Measure pass^k, not best-of-n. Run the same task many times and report the rate at which it succeeds every time. A 70%-per-run agent succeeds on all 5 of 5 runs only ~17% of the time. The leaderboard reports a vendor’s good run; production cares about the consistency floor.
Run your harness, not theirs. Given a 2.5x swing from prompt scaffolding alone, the only number that matters is the one from the exact prompt, step budget, and tool set you’ll ship.
Scope tasks short and decompose long ones. The cliff is real and architectural. Don’t hand an agent a 30-step multi-app process and expect the OSWorld score to carry over. Break it into checkpointed sub-tasks a human can inspect between.
Gate every irreversible action behind confirmation. Given 80.8% blind goal-directedness, never let an agent delete, send, pay, or reconfigure without a human approval step. Treat feasibility and safety verification as something you enforce, not something the model reliably does.
Verify app and OS coverage. OSWorld is Linux open-source apps. If your work is Windows and Office, look at Windows Agent Arena (~19.5%), not OSWorld.
Budget step-count, latency, and cost as first-class metrics. A 1.4–2.7x step multiplier with most latency in planning has a real dollar and wall-clock cost the binary score hides.

Bottom line

OSWorld is the best execution-based proxy we have for computer use, and it is genuinely useful — it runs agents against a live OS and checks whether the world actually changed. Use it. But read it for what it is: a self-reported, short-task, GUI-optional, single-run, accuracy-only signal, measured on a task set that’s still ~10% broken, under whatever harness made the vendor’s number look best. It’s a research thermometer, not a production SLA.

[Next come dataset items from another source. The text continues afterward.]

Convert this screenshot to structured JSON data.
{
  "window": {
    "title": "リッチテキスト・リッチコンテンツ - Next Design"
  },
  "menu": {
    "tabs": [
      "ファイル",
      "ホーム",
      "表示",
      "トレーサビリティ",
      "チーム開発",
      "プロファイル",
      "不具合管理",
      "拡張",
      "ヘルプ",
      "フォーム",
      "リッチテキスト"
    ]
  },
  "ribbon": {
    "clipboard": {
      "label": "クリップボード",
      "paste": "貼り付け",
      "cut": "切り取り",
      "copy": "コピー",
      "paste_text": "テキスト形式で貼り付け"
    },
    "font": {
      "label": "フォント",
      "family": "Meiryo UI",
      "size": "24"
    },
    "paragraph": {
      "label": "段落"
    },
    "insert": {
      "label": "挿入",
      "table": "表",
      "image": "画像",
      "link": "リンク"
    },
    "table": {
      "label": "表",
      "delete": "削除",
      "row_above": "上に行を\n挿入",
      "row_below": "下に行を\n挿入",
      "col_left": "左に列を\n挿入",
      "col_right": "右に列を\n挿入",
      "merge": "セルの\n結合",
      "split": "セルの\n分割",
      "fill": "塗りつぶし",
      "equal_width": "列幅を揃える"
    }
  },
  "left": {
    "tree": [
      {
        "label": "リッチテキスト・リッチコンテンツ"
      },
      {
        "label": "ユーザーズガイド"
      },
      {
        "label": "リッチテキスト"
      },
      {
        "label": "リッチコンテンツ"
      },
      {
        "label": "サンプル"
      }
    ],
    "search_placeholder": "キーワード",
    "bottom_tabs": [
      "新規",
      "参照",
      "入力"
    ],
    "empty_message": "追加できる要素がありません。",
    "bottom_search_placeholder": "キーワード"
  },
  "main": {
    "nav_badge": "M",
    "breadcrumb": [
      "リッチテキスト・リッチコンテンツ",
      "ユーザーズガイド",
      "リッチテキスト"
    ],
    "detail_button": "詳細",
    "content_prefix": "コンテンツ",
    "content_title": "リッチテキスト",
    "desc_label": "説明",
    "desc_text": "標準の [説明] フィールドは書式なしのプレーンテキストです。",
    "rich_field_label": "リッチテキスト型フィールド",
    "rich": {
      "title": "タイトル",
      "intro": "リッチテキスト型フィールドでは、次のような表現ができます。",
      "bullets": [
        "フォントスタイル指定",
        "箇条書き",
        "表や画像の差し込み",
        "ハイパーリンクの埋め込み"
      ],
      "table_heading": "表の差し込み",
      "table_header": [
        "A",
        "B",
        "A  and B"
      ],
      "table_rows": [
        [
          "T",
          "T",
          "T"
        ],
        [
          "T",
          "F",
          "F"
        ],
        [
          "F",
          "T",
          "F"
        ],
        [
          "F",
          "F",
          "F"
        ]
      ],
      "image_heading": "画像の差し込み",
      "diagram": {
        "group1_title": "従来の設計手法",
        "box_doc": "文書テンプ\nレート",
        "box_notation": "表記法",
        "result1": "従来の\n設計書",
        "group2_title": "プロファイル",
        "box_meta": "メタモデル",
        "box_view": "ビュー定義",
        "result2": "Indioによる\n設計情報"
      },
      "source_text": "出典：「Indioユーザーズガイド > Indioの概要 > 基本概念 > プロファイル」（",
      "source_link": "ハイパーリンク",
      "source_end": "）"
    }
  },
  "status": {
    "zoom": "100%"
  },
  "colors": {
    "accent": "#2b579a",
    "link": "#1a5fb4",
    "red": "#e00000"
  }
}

A model crossing the 72.36% human baseline is a real milestone on a real benchmark. It is not a statement that the agent can do long-horizon, multi-app, Windows-native, safety-critical work — the benchmarks built for that regime put the same frontier models at single digits. Production readiness lives in pass^k consistency, the capability cliff, blind goal-directedness, and cost — every one of which OSWorld leaves out. Trust the harness you’ll actually run, on the tasks you’ll actually give it, with a human on the irreversible steps. The leaderboard number is where the conversation starts, not where it ends.